Read on to hear Attorney Knight’s expertise on plea bargaining.
Essentially, plea bargaining is a method used by defense attorneys, prosecutors and judges to resolve a criminal matter short of a full-blown trial.
During plea bargaining, the prosecutor and defense attorney discuss a number of issues concerning the criminal matter at hand. The defendant’s background is strongly considered. For example, does the defendant—the person arrested—have a prior criminal history? Has he or she been to jail before? Is he or she a convicted felon? Is the defendant working and providing for his family?
The seriousness of the crime is also considered by both the defense and prosecutor. For example, a shoplifting case is far less serious than a gun possession case and will be treated accordingly.

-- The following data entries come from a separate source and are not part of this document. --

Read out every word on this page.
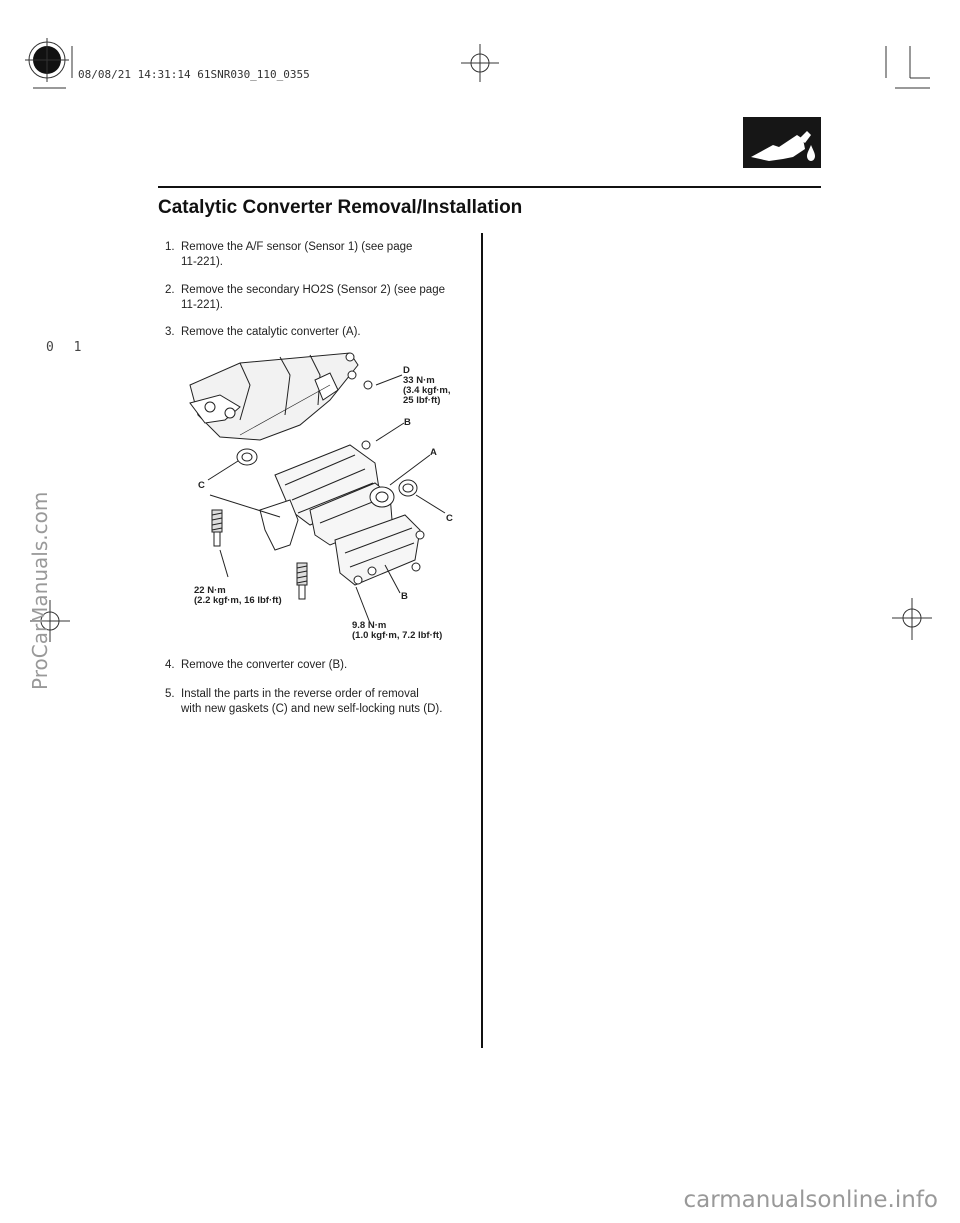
08/08/21 14:31:14 61SNR030_110_0355
0 1
Catalytic Converter Removal/Installation
1. Remove the A/F sensor (Sensor 1) (see page
11-221).
2. Remove the secondary HO2S (Sensor 2) (see page
11-221).
3. Remove the catalytic converter (A).
D
33 N·m
(3.4 kgf·m,
25 lbf·ft)
B
A
C
C
22 N·m
(2.2 kgf·m, 16 lbf·ft)	B
9.8 N·m
(1.0 kgf·m, 7.2 lbf·ft)
4. Remove the converter cover (B).
5. Install the parts in the reverse order of removal
with new gaskets (C) and new self-locking nuts (D).
ProCarManuals.com
carmanualsonline.info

Finally, and most importantly, the strength of the prosecutor’s evidence against the person arrested is a major factor in plea bargaining. If the prosecutor has a very strong case against the defendant, the plea bargain may not be as beneficial to the defendant. If the defense attorney can raise issues concerning the strength of the prosecutor’s case against the person arrested, a more favorable plea bargain may be struck.
Plea bargaining is thought to be essential in the criminal justice system and is considered to be a way to resolve cases short of a full-blown trial. The thinking is that if every person who was arrested elected to have a trial, the system would fall apart because of the amount of time and resources necessary to implement that many trials.
As such, defendants who plead out their cases or resolve them short of a trial are given a benefit—that is, they are given the wholesale price of the case rather than the retail price of the case. Plea bargaining does not mean that defendants game the system or walk away with unbelievably good deals. In fact, people often take a plea bargain that they feel is much too harsh because they do not want to risk going to trial and losing and getting a more severe penalty.
In the criminal justice system in both federal and state court, 95% of the cases are resolved by way of plea bargaining. Trials are becoming a less common occurrence. In fact, articles have been written about the phenomenon of this so-called “vanishing trial.”
If a defendant elects to go to trial rather than resolve his case pursuant to a plea bargain then all bets are off. If he wins at trial, it could be a substantial victory, walking out of the courtroom with no conviction, prison time or supervision. The problem is, if the defendant loses, the penalty would be much more severe. That is why defendants are often incentivized to plea bargain. They know if they go to trial and lose, the penalty will be substantially harsher than if they take the deal that is offered during the plea bargaining session.
Unfortunately, from a defense attorney’s position, this also encourages innocent people to take and plead guilty to crimes they are not necessarily guilty of, because they know the risks of trial and the severe penalties that will attach if they lose. Plea bargaining is essentially a way to dissuade people from going to trial. The policy reason behind this is to prevent the system from getting bogged down and become overwhelmed.